E-catalog-Establishing Trust on Your Web Site (919 words)
So what can you do to establish trust on your Web site? Another study from Greenwich, CT-based NFO Interactive asked online consumers who haven't bought on the Web to prioritize attributes that would entice them to make the plunge into e-commerce. The top responses follow.
1. The site has a clearly posted policy stating that it will keep personal information private.
2. The site offers and explains that it has a secure environment to purchase products.
4. The content is up to date, indicating recent merchant activity.
5. Products ordered are promised to be delivered in a timely fashion.
Here are several more suggestions from Catalog Success:
6. The site offers company background with business history and full contact details, including a physical address, phone number and e-mail links.

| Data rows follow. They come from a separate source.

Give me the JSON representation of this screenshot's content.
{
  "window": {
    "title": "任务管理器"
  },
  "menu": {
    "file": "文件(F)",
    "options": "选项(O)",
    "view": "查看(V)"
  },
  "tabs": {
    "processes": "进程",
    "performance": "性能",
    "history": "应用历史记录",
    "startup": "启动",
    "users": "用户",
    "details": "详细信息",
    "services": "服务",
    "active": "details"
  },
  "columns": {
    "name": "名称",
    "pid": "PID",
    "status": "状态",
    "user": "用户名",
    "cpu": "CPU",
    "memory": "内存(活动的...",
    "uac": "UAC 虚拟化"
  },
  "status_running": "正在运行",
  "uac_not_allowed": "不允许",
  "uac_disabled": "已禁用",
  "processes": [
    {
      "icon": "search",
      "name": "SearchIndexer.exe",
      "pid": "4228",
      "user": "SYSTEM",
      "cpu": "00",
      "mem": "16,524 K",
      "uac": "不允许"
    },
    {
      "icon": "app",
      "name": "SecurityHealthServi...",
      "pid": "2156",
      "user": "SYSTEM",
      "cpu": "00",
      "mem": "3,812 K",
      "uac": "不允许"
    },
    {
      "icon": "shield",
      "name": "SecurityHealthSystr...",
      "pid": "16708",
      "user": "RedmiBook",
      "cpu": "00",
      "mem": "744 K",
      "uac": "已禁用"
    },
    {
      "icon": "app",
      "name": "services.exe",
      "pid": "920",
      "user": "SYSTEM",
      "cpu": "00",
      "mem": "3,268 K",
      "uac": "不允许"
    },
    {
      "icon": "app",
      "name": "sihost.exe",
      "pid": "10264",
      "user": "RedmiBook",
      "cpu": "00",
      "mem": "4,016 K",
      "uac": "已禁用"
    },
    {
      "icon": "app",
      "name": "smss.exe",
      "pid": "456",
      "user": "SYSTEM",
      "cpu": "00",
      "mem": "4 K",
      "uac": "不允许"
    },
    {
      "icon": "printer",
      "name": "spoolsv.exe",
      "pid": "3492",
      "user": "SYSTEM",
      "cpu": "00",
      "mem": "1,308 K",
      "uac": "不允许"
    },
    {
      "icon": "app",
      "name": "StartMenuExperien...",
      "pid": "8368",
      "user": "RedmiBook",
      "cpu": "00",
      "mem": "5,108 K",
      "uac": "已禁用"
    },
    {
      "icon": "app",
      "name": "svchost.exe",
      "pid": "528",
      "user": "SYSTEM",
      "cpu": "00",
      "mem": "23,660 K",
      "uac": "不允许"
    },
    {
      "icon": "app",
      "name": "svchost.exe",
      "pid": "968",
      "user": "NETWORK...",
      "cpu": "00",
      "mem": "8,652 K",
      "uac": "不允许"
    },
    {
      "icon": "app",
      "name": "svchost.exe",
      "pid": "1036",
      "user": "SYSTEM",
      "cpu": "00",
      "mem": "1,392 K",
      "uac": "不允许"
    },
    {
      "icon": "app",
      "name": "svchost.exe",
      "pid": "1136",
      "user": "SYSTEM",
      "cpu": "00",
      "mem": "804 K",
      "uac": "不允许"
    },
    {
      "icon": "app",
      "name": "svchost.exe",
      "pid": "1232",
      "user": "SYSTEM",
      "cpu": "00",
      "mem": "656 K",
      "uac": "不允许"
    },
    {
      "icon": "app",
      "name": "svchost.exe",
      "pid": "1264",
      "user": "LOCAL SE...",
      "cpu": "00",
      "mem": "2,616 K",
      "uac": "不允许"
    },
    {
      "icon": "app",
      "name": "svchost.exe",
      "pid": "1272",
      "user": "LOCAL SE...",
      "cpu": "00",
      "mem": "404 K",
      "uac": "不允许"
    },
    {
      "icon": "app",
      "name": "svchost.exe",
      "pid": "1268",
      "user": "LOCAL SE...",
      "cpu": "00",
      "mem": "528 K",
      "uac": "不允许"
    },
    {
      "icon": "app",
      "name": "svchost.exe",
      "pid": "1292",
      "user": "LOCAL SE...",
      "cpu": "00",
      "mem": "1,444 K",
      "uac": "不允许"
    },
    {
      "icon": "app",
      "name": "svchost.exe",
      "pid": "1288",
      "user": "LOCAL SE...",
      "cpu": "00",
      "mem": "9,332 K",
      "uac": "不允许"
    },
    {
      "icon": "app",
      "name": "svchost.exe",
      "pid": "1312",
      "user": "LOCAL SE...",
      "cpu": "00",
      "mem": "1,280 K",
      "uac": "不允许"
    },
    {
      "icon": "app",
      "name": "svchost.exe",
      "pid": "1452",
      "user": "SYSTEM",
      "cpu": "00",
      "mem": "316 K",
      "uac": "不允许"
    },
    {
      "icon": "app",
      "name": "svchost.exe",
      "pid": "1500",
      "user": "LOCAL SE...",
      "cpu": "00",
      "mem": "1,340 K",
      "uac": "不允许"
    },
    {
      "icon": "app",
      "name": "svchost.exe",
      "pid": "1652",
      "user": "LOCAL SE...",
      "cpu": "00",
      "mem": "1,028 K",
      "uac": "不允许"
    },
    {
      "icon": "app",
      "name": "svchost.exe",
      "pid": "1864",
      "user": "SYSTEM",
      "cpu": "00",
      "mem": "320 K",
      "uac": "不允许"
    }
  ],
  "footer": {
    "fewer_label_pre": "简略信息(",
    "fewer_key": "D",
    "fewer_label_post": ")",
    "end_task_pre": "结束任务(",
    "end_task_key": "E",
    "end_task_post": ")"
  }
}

7. The site promotes strong product guarantees with an easy return policy and 100-percent money-back guarantee.
8. The site trumpets membership in privacy-promoting networks and programs such as eTRUST and BBBonline.
Web Strategy: Both Feet or One Toe at a Time?
A recent survey from Interactive Week and CKS/Web determined that building a low--range, "bronze-coated" e-commerce operation costs $6.6 million to implement, while a high-end "industrial-strength one" built from scratch costs $35.3 million. Those intimidating numbers, however, may be somewhat misleading. In fact, a fully functional e-commerce site is more accessible than some catalogers believe.